非凍結状態での回折実験、抗凍結剤の影響を低減した結晶凍結
構造ダイナミクス解明に向けた構造多様性解析の実現に向けて、温湿度制御による生理活性条件での活性構造解析、SACLAと連携した生理活性条件での測定用条件スクリーニングの支援を行う手法・装置を提供する。 ・非凍結状態での回折実験を実現する手法 タンパク質結晶は、水溶性高分子によりコーティングし、湿度制御する(Humid Air and Glue coating method:HAG法)ことで、非凍結状態で安定に質を保持した回折実験が実現できる[1]。 さらに、HAG法でマウントした結晶は、抗凍結剤の影響を低減した凍結操作も可能である。

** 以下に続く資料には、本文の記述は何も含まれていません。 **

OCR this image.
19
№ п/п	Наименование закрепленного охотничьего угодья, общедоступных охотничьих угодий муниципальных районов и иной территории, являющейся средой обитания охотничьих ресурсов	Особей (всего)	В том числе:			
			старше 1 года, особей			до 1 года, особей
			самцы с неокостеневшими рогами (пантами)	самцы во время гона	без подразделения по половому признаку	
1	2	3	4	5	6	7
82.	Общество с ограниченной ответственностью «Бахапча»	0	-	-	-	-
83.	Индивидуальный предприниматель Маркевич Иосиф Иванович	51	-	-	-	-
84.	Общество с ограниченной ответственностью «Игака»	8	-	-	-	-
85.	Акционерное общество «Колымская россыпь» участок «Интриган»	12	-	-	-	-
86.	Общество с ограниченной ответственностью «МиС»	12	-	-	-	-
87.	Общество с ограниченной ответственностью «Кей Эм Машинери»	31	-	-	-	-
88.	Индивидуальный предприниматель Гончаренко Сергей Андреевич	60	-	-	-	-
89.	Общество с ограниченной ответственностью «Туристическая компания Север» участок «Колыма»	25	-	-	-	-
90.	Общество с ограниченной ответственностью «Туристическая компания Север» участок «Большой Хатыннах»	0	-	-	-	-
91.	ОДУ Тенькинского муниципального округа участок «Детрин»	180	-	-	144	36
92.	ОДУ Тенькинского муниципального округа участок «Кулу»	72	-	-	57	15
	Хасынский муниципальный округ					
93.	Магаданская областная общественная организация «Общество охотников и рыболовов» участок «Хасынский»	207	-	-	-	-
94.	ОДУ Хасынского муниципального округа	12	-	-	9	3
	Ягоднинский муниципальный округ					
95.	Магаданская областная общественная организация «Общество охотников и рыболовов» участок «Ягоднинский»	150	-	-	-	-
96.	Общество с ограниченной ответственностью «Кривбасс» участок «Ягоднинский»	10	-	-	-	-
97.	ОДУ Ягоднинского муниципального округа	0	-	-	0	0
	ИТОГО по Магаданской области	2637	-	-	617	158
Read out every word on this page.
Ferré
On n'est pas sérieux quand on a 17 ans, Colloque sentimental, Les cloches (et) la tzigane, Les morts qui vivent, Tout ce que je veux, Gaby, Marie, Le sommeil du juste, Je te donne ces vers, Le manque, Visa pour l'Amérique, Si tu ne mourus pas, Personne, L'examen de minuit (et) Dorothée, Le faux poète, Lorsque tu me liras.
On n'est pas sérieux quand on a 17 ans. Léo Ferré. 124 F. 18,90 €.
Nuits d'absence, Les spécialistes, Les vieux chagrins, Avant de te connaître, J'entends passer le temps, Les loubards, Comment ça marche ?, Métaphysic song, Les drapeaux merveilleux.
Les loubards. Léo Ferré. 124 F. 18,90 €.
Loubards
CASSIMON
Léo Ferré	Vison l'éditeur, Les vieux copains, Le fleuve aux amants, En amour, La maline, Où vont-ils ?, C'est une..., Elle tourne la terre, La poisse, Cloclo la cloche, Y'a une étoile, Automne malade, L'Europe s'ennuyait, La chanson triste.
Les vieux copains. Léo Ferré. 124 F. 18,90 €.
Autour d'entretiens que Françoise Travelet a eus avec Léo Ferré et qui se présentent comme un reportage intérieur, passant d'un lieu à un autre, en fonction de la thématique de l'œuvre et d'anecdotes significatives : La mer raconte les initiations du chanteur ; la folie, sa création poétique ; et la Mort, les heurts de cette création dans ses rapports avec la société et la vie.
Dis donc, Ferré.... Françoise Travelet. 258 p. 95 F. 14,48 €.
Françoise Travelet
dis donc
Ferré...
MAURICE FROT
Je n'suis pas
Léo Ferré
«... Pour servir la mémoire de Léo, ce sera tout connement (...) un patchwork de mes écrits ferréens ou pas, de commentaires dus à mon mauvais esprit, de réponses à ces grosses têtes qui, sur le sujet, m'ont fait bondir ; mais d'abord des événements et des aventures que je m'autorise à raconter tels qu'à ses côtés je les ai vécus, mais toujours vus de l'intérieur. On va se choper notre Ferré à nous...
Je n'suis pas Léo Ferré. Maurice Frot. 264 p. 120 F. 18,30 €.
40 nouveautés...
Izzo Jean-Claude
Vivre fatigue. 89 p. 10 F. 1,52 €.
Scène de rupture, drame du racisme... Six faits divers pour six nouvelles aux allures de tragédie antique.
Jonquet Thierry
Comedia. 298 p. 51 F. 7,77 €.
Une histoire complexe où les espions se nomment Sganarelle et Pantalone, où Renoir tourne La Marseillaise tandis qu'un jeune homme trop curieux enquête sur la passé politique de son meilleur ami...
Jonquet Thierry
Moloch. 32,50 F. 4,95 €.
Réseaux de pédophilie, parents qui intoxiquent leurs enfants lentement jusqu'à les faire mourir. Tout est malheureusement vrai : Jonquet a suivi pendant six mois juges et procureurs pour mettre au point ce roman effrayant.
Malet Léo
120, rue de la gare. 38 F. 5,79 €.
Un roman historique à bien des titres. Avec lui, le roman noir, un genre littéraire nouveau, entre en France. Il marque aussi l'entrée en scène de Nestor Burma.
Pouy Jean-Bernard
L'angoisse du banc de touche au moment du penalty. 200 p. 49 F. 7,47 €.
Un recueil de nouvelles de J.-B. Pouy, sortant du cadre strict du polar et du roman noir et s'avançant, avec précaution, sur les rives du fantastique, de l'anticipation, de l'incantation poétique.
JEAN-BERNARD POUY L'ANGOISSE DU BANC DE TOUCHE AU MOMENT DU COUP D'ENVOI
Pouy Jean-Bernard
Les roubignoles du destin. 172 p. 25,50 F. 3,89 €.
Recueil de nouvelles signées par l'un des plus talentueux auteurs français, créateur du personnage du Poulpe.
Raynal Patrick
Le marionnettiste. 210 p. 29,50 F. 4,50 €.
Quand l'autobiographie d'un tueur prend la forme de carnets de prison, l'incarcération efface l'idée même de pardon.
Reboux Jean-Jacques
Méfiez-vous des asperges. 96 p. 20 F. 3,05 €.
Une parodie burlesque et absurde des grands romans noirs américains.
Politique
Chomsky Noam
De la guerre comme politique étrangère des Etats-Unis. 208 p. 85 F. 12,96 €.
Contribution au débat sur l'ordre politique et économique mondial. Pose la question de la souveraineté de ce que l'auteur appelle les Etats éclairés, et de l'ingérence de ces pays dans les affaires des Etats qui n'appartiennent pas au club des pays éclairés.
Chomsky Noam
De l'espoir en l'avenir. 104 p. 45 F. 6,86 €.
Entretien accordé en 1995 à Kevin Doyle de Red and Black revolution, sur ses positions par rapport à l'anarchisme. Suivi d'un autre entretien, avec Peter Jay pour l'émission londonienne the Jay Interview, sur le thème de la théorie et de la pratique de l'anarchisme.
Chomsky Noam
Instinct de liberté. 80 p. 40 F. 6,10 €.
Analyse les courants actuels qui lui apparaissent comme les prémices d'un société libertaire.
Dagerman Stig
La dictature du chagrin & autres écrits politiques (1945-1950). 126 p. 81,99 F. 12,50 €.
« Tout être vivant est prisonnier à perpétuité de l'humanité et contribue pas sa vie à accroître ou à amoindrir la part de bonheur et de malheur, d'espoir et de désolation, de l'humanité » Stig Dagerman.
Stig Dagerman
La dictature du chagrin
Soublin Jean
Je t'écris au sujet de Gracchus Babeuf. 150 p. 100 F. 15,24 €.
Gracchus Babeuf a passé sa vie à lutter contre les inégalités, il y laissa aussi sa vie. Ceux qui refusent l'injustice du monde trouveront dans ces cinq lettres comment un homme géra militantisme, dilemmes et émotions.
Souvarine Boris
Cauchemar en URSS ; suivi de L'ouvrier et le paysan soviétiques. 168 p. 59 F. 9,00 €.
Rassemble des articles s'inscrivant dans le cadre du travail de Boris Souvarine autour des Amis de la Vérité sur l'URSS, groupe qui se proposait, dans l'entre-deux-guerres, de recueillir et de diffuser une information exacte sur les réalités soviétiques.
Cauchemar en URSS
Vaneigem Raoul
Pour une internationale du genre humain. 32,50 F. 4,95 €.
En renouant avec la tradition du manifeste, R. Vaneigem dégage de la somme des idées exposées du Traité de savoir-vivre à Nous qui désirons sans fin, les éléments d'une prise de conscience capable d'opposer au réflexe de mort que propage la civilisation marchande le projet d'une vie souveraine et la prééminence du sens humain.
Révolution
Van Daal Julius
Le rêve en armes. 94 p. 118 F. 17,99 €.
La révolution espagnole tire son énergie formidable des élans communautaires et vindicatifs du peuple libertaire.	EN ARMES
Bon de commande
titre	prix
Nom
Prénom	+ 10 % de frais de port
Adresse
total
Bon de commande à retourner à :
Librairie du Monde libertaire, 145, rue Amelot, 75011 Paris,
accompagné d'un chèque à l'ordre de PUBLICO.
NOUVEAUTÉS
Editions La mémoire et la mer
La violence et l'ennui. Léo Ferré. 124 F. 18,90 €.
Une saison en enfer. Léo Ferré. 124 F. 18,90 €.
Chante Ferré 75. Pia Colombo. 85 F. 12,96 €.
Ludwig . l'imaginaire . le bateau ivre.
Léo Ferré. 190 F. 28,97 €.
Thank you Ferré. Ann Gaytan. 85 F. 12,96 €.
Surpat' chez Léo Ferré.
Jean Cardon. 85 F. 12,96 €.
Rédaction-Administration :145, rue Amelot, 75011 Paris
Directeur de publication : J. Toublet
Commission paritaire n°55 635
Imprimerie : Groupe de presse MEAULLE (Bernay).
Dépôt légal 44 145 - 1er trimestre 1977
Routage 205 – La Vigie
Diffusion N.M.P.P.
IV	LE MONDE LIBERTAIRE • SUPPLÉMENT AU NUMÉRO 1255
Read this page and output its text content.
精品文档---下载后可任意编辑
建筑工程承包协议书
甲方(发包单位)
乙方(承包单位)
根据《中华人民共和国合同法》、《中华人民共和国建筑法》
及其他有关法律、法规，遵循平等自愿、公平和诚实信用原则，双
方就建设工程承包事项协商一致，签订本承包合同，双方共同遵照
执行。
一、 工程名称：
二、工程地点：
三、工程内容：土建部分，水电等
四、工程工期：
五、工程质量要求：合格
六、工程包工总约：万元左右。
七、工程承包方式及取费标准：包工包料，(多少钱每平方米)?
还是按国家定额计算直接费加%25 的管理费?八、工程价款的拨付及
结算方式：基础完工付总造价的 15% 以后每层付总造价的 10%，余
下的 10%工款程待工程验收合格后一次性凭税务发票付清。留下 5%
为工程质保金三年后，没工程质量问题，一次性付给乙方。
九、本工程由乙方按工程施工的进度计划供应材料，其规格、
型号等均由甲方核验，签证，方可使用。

利用例1 Rasタンパク質は、細胞のがん化に関連して、その構造と機能の研究が進められている。 その一種であるH-Rasは、HAG法でマウントし湿度制御することにより、結晶内で構造変化が誘導された。この結果、下流シグナル伝達タンパク質と結合するスイッチ領域が開いた構造の解析が可能となった[2]。
生理活性条件(室温など)のタンパク質から多様な状態の構造解析を行うために、手法・装置の開発を進めている。現在は、右に示す装置が利用可能である。さらに、以下の研究開発を行っている。 ・温度制御調湿条件下での精密高速データ収集 より高精度での温度・湿度制御が可能となる調温調湿装置、より安定な温度環境を実現する温度制御ハンドリングワークベンチの高性能化を進めると供に、測定の自動化、高速化に向けた開発も進めている。